Por tudo isso, relacionamentos costumam ser espaços de absoluta satisfação - companhia, cafuné, conversas infindáveis, conexão sublime, sexo gostoso - e também das maiores insatisfações. Controle, desejos tolhidos, falta de comunicação, não aceitar o fim, pode transformar nossa vida numa prisão. Igualzinho, não se permitir viver um novo amor. Com relacionamentos, estamos sempre na corda bamba. Na verdade, com tudo. 

Não escrevo buscando confrontar ou superar a insatisfação. Talvez, queira apenas compreendê-la. Quem sabe, aprender a dormir de conchinha com ela. E saber que, às vezes, seu abraço irá me paralisar. Vou chorar, vou fazer drama. Vou querer morrer ou me inebriar para não lidar. No fim, não terei escolhas. Quero sim ter mais coragem para escolher. Quero acertar. Mas é bem provável que vá  errar. A gente erra o tempo todo. E a culpa não é só nossa. É de tudo que aprendemos com a família, com o mundo. Com as crenças cagadas que nos permeiam. Nos sentimos inseguros, frágeis, não merecedores. Nos submetemos por medo. Sabotamos nossos desejos. Sabotamos o tempo todo.

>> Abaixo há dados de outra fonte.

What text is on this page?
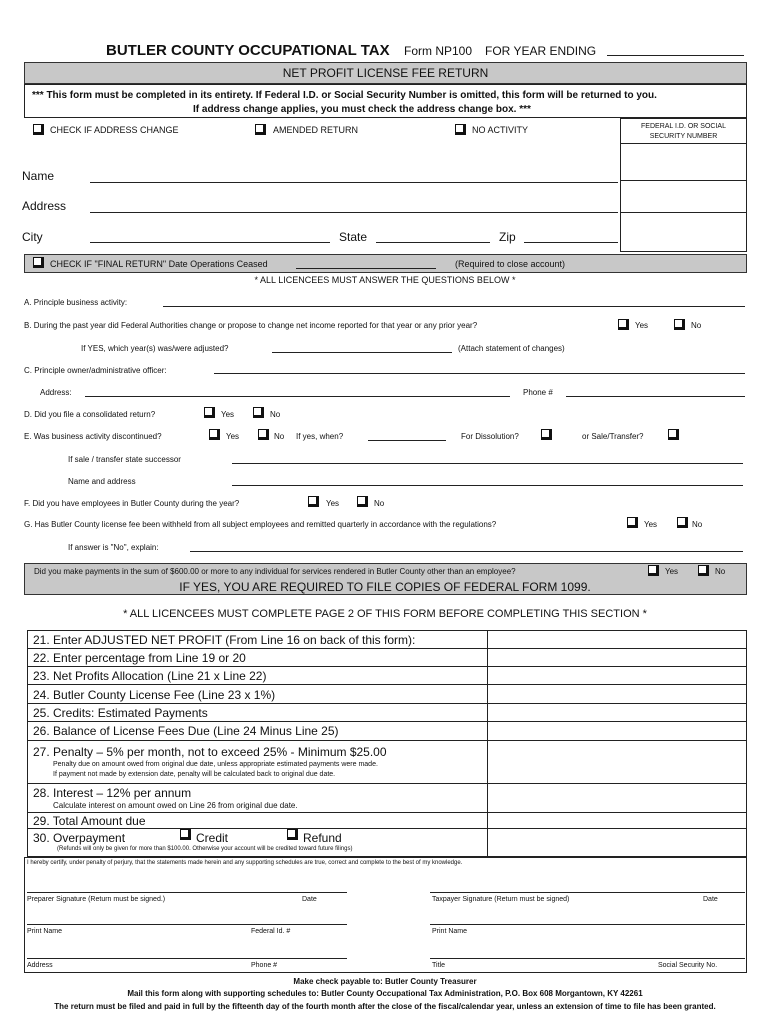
BUTLER COUNTY OCCUPATIONAL TAX Form NP100 FOR YEAR ENDING
NET PROFIT LICENSE FEE RETURN
*** This form must be completed in its entirety. If Federal I.D. or Social Security Number is omitted, this form will be returned to you.
If address change applies, you must check the address change box. ***
CHECK IF ADDRESS CHANGE	AMENDED RETURN	NO ACTIVITY	FEDERAL I.D. OR SOCIAL
SECURITY NUMBER
Name
Address
City	State	Zip
CHECK IF "FINAL RETURN" Date Operations Ceased	(Required to close account)
* ALL LICENCEES MUST ANSWER THE QUESTIONS BELOW *
A. Principle business activity:
B. During the past year did Federal Authorities change or propose to change net income reported for that year or any prior year?	Yes	No
If YES, which year(s) was/were adjusted?	(Attach statement of changes)
C. Principle owner/administrative officer:
Address:	Phone #
D. Did you file a consolidated return?	Yes	No
E. Was business activity discontinued?	Yes	No If yes, when?	For Dissolution?	or Sale/Transfer?
If sale / transfer state successor
Name and address
F. Did you have employees in Butler County during the year?	Yes	No
G. Has Butler County license fee been withheld from all subject employees and remitted quarterly in accordance with the regulations?	Yes	No
If answer is "No", explain:
Did you make payments in the sum of $600.00 or more to any individual for services rendered in Butler County other than an employee?	Yes	No
IF YES, YOU ARE REQUIRED TO FILE COPIES OF FEDERAL FORM 1099.
* ALL LICENCEES MUST COMPLETE PAGE 2 OF THIS FORM BEFORE COMPLETING THIS SECTION *
21. Enter ADJUSTED NET PROFIT (From Line 16 on back of this form):
22. Enter percentage from Line 19 or 20
23. Net Profits Allocation (Line 21 x Line 22)
24. Butler County License Fee (Line 23 x 1%)
25. Credits: Estimated Payments
26. Balance of License Fees Due (Line 24 Minus Line 25)
27. Penalty – 5% per month, not to exceed 25% - Minimum $25.00
Penalty due on amount owed from original due date, unless appropriate estimated payments were made.
If payment not made by extension date, penalty will be calculated back to original due date.
28. Interest – 12% per annum
Calculate interest on amount owed on Line 26 from original due date.
29. Total Amount due
30. Overpayment	Credit	Refund
(Refunds will only be given for more than $100.00. Otherwise your account will be credited toward future filings)
I hereby certify, under penalty of perjury, that the statements made herein and any supporting schedules are true, correct and complete to the best of my knowledge.
Preparer Signature (Return must be signed.)	Date	Taxpayer Signature (Return must be signed)	Date
Print Name	Federal Id. #	Print Name
Address	Phone #	Title	Social Security No.
Make check payable to: Butler County Treasurer
Mail this form along with supporting schedules to: Butler County Occupational Tax Administration, P.O. Box 608 Morgantown, KY 42261
The return must be filed and paid in full by the fifteenth day of the fourth month after the close of the fiscal/calendar year, unless an extension of time to file has been granted.
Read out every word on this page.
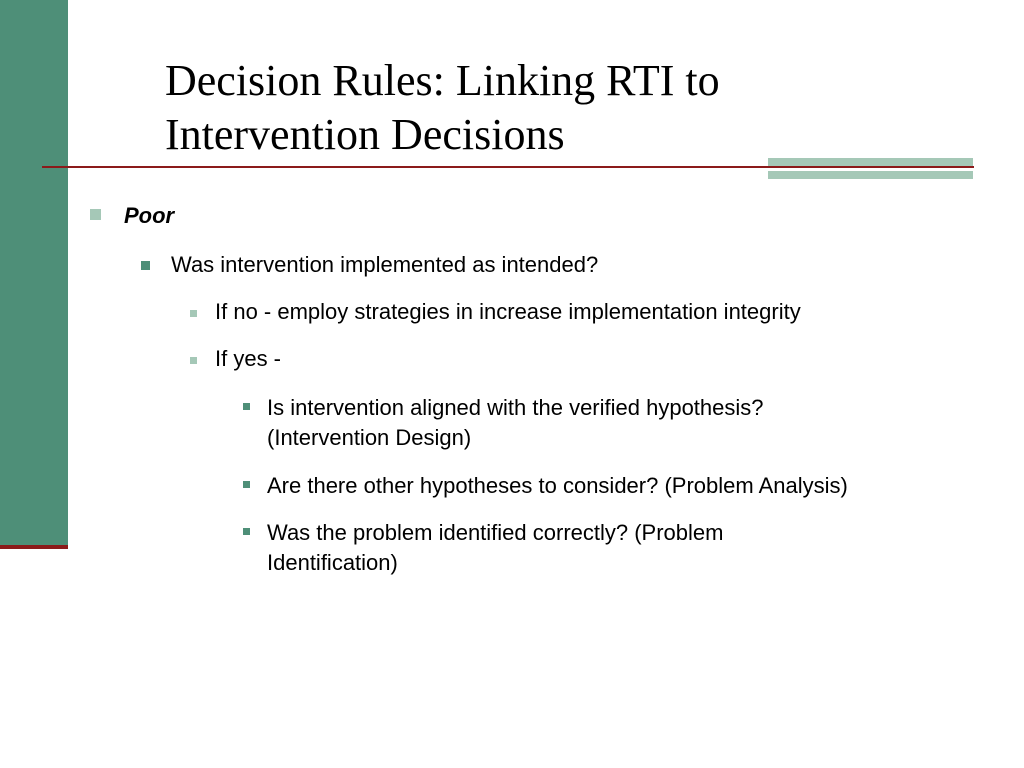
Decision Rules: Linking RTI to
Intervention Decisions
Poor
Was intervention implemented as intended?
If no - employ strategies in increase implementation integrity
If yes -
Is intervention aligned with the verified hypothesis?
(Intervention Design)
Are there other hypotheses to consider? (Problem Analysis)
Was the problem identified correctly? (Problem
Identification)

Desde 2008, ano após o fim de um longo relacionamento, tenho me movido por uma vontade absoluta de ser eu. De viver minhas vontades, inspirações, desejos possíveis. De aprender a ser livre. Me livrar de dependências. De ser um pouco desapego. Não tinha como fazer esse percurso se não fosse pela insatisfação. Não é fácil. Não tem sido. Eu podia ser um tiquinho mais satisfeita. Escrevo, muito possivelmente, por isso. Para isso. De alguma maneira, devo colaborar com o mundo estando nesse lugar. Se esse é meu papel, só preciso ser melhor remunerada. Peço mais nada. Depois dessa crônica-terapia, tentarei namorar de forma mais satisfeita a insatisfação. Pode se acomodar do meu lado, querida. Me abraça!